127. E. du Perron aan M. ter Braak
Gistoux, Woensdagmorgen. [6 April 1932]
Beste Menno, Werkelijk ‘eenigszins aangrijpend,’ dat rapport van je. Die Jordaan lijkt me een beste vent, en Scholte is ook de kwaadste niet. Maar waarom hebben die menschen zóó weinig gevoel voor humor, en zóó volkomen ieder gezond verstand in het ‘vak’ begraven? Als wij in Forum ooit een dergelijk verschil van meening, of van standpunt kregen, zou het mij een feest zijn jouw stukken naast de mijne te zien. Het eenige criterium is: dat de menschen niet stom worden; maar hun gezichtshoeken! Enfin... Het is jammer van de fl. 25.
Vestdijk en ik kwamen hier gisteravond aan, na een vrij gecompliceerd reisje. In Brussel heeft V. kennis met Greshoff gemaakt; de heeren bevielen elkaar over en weer, geloof ik, zeer best. Gr. vroeg of wij zijn 2 Liedjes in den Volkstoon niet in het volgende nummer konden zetten; op 2 blzn. kan het best (dat is 6 pop voor hem). Kan je Bouws dit niet vragen?
Hierbij een gedicht met begeleidend schrijven van Jany. Wat vind je ervan? Ik houd óók niet van Japan, maar het vers is me wat làng. Overigens heb ik geen bezwaar... Enkele strophen zijn werkelijk heel goed.*)

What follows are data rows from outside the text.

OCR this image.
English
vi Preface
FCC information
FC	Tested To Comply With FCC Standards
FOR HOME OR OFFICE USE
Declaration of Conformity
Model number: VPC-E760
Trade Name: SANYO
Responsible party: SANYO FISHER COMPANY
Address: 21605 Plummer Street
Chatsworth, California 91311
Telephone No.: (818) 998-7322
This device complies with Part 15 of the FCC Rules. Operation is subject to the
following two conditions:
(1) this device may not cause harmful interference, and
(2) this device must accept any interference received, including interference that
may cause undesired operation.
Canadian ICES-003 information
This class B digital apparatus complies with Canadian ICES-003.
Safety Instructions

Ik schrijf je spoedig meer en beter. Op het oogenblik ben ik nog wat ‘verbluft’ van de eerste ronde Hollywoodkuur: één halve pompelmoes en een kop zwarte koffie pour tout potage,
d.w.z. pour tout petit déjeuner. Maar je zult eens kijken: ik ben als een Stendhalletje weggegaan, ik kom als een Ramonnovarrootje in de Nederlanden terug! Zal Bep dan nòg meer van me houden? Who knows?
Vestdijk laat je hartelijk teruggroeten; ook hij was geschokt door het relaas, dat ik hem te lezen gaf Hierbij overigens een kwatrijn dat hij voor je schreef, d.w.z. voor, of op, je Démasqué, laatste deel:
En nu, ter vulling, van het laatste plekje wit, vraag ik hem zelf om eenige regels. Doe mijn hartelijke groeten aan Truida. Een hand van je
E.
* En het is misschien prachtig voor de ‘groote stroomingen die onze wereld van nu beheerschen’, en waarvan zoo weinig bij ons bleek!